Of the different remedies you propose for the failure of a majority of Electoral votes for any one Candidate, I like best that which refers the final choice to a joint vote of the two Houses of Congress, restricted to the two highest names on the Electoral lists. It might be a question, whether the three instead of the two highest names, might not be put within the choice of Congress; inasmuch as it not unfrequently happens, that the Candidate third on the list of votes, would in a question with either of the two first, outvote him, & consequently be the real preference of the Voters. But this advantage of opening a wider door and a better chance to merit, may be outweighed by an increased difficulty in obtaining a prompt & quiet decision by Congress, with three candidates before them, supported by three parties, no one of them making a majority of the whole.
The mode which you seem to approve of making a plurality of Electoral votes a definitive appointment, would have the merit of avoiding the Legislative Agency in appointing the Executive. But might it not by multiplying hopes & chances, stimulate intrigue & exertion, as well as incur too great a risk of success to a very inferior candidate? Next to the propriety of having a President the real choice of a majority of his Constituents, it is desireable that he should inspire respect & acquiescence by qualifications not suffering too much by comparison.
I cannot but think also that there is a strong objection to undistinguishing votes for President & Vice President; the highest number appointing the former, the next, the latter. To say nothing of the different services (except in a rare contingency) which are to be performed by them, occasional transpositions would take place violating equally the mutual consciousness of the individuals, & the public estimate of their comparative fitnesses.
Having thus made the remarks to which your communication led with a frankness which I am sure you will not disapprove, whatever errours you may find in them, I will sketch, for your consideration, a substitute which has occurred to myself for the faulty part of the Constitution in question.
“The Electors to be chosen by districts, not more than two by any one district; and the arrangement of the districts not to be alterable within the period of 2 previous to the election of President. Each Elector to give two votes: one naming his first choice, the other his next choice. If there be a majority of all the votes on the first list for the same person, he, of course to be President: if not, & there be a majority (which may well happen) on the other list for the same person, he then to be the final choice: if there be no such majority on either list, then a choice to be made by joint ballot of the two Houses of Congress, from the two names having the greatest number of votes on the two lists taken together.” Such a process would avoid the inconveniency of a second resort to the Electors; and furnish a double chance of avoiding an eventual resort to Congress.3 The same process might be observed in electing the Vice President.

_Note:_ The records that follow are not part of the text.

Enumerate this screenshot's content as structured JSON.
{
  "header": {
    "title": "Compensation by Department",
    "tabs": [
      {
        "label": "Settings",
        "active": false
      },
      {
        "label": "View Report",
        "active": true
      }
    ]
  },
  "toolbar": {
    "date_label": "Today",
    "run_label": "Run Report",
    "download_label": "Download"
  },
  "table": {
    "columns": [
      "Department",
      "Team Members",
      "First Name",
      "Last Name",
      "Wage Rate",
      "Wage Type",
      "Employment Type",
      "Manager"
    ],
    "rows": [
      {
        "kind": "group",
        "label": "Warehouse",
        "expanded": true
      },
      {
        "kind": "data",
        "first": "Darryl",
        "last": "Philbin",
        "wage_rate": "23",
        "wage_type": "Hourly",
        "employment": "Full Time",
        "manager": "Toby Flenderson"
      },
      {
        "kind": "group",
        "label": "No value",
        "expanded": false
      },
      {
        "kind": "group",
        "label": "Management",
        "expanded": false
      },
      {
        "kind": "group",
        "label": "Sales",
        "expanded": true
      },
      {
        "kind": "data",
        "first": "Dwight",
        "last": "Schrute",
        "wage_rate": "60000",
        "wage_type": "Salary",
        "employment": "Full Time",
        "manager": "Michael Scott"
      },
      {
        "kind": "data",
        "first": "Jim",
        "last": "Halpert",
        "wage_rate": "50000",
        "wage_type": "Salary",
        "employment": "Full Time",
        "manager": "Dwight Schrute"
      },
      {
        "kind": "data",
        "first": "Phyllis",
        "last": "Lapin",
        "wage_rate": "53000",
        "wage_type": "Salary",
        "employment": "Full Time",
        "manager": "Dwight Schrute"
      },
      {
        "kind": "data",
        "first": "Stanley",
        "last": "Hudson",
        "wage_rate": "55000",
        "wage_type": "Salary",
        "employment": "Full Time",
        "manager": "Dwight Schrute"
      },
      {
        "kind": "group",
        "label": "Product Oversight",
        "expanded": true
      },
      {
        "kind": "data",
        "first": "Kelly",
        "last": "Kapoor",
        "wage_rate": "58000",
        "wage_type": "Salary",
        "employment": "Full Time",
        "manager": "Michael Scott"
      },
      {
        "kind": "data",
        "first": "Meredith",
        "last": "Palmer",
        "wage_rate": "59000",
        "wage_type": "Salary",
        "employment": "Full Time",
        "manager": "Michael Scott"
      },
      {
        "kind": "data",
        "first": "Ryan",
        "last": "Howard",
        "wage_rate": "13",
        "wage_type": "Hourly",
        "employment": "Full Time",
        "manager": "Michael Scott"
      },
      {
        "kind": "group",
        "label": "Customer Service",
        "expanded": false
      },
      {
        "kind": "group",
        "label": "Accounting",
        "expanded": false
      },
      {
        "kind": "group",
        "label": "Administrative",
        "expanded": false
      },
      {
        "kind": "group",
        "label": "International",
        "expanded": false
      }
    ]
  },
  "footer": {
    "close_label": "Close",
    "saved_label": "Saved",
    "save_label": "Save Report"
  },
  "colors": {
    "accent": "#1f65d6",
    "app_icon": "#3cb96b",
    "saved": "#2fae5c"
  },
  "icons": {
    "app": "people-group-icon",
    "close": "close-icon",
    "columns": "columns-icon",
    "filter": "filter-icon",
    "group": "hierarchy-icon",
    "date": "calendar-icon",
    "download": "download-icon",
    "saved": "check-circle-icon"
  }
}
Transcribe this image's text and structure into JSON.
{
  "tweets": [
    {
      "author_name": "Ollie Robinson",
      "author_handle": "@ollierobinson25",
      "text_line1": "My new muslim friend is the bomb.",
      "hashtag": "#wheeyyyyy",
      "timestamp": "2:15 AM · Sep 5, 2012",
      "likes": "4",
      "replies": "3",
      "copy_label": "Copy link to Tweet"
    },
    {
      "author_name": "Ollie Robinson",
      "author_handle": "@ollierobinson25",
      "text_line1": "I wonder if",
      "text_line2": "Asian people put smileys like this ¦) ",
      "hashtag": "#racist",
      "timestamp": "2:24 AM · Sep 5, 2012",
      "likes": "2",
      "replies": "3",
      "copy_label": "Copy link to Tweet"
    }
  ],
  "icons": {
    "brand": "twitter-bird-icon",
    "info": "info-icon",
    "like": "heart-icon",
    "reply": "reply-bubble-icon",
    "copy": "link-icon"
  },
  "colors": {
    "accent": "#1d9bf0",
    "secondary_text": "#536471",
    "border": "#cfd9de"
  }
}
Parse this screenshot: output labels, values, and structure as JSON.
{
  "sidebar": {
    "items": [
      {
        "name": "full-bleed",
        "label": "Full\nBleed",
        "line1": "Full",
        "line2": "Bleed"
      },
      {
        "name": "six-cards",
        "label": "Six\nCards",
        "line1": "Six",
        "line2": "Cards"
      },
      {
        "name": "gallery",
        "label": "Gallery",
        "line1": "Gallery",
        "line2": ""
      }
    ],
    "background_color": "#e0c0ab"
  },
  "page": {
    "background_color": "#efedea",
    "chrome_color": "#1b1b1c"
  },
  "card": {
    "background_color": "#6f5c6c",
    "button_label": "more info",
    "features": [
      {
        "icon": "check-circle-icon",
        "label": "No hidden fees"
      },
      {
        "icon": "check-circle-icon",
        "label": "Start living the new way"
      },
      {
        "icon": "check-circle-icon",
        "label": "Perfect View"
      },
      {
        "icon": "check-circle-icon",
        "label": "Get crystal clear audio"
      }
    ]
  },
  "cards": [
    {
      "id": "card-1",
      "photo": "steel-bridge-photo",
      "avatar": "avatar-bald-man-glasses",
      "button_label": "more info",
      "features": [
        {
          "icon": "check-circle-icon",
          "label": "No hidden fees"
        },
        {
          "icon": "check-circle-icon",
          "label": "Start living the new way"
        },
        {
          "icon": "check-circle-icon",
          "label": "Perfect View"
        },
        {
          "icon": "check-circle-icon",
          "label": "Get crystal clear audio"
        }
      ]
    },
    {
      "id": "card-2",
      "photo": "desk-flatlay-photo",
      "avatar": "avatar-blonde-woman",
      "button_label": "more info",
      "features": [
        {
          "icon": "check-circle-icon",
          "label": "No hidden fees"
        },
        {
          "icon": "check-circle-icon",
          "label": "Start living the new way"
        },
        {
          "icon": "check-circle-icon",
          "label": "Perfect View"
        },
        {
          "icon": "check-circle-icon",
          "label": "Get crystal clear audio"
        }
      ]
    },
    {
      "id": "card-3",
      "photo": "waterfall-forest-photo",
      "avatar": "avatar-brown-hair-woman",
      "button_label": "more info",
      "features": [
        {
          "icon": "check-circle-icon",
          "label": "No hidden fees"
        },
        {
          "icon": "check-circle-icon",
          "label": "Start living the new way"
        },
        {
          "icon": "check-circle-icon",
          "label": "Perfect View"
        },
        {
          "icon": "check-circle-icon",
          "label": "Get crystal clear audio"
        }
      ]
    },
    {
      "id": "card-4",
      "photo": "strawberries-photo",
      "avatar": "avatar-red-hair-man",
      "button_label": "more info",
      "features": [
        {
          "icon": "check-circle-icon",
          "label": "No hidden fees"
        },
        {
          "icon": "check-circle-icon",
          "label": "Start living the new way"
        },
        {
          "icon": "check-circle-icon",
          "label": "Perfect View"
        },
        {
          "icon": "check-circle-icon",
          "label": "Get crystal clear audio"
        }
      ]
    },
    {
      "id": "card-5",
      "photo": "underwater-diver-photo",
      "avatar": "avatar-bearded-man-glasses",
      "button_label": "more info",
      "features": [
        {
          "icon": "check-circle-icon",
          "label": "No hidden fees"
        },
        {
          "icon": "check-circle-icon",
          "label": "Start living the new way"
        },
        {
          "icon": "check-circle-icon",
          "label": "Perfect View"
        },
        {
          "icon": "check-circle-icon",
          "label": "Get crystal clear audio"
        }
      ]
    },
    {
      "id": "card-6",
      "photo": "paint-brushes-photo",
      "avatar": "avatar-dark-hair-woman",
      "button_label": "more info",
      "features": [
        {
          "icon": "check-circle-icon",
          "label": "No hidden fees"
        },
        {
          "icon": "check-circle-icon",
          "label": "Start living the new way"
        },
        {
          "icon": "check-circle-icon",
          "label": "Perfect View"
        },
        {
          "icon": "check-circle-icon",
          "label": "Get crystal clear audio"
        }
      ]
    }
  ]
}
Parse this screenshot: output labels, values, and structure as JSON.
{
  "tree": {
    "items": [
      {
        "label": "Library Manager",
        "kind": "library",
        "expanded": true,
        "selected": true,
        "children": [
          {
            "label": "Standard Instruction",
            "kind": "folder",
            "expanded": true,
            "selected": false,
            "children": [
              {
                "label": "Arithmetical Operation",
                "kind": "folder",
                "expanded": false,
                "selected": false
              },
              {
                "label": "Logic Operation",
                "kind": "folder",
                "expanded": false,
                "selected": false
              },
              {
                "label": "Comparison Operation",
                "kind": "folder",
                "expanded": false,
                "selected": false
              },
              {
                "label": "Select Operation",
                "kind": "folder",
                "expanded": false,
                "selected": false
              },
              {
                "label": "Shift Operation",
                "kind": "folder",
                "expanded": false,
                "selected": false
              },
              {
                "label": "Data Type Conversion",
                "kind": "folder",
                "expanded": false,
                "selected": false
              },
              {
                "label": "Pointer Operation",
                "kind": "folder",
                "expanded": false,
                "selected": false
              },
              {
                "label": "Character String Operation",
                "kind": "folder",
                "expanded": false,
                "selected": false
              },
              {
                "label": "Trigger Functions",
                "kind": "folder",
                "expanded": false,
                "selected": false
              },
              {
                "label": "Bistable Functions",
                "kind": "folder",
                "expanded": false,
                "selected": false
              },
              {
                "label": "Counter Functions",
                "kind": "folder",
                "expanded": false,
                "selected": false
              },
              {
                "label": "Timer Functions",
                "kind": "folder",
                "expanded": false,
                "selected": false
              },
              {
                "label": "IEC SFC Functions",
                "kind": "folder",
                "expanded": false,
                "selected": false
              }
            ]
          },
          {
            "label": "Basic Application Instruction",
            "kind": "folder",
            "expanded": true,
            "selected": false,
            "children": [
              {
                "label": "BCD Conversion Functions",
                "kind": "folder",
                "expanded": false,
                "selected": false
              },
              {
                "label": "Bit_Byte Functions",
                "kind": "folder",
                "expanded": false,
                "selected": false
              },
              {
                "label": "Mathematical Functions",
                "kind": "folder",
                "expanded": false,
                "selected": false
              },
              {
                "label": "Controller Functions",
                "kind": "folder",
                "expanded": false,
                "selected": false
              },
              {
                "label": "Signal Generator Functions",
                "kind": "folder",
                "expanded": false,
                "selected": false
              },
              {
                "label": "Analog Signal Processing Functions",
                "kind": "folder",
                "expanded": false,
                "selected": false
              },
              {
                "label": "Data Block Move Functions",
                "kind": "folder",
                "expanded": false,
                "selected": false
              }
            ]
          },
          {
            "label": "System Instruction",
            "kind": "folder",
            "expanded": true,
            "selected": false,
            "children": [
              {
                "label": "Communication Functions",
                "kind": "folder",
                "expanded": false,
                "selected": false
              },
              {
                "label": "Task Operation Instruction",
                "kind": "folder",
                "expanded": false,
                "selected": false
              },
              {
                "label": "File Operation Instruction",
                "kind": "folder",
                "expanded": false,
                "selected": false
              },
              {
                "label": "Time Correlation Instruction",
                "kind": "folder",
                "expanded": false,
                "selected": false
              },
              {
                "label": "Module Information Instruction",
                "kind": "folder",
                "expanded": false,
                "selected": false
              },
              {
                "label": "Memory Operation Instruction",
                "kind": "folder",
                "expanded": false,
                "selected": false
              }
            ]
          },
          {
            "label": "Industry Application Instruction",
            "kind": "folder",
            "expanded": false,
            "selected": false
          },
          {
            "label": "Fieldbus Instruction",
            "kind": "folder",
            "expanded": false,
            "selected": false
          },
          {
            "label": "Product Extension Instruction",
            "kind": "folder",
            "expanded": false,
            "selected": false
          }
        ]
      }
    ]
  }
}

Your letter found me under some engagements which have retarded a compliance with its request, and may have also rendered my view of the subject presented in it, more superficial than I have been aware. This consideration alone would justify my wish not to be brought into the public discussion. But there is another in the propensity of the moment to view everything, however abstract from the Presidential election in prospect, thro’ a medium connecting it with that question: a propensity the less to be excused as no previous change of the Constitution can be contemplated; and the more to be regretted as opinions & commitments formed under its influence may become settled obstacles at a practicable season. Be pleased to accept the expression of my esteem & my friendly respects.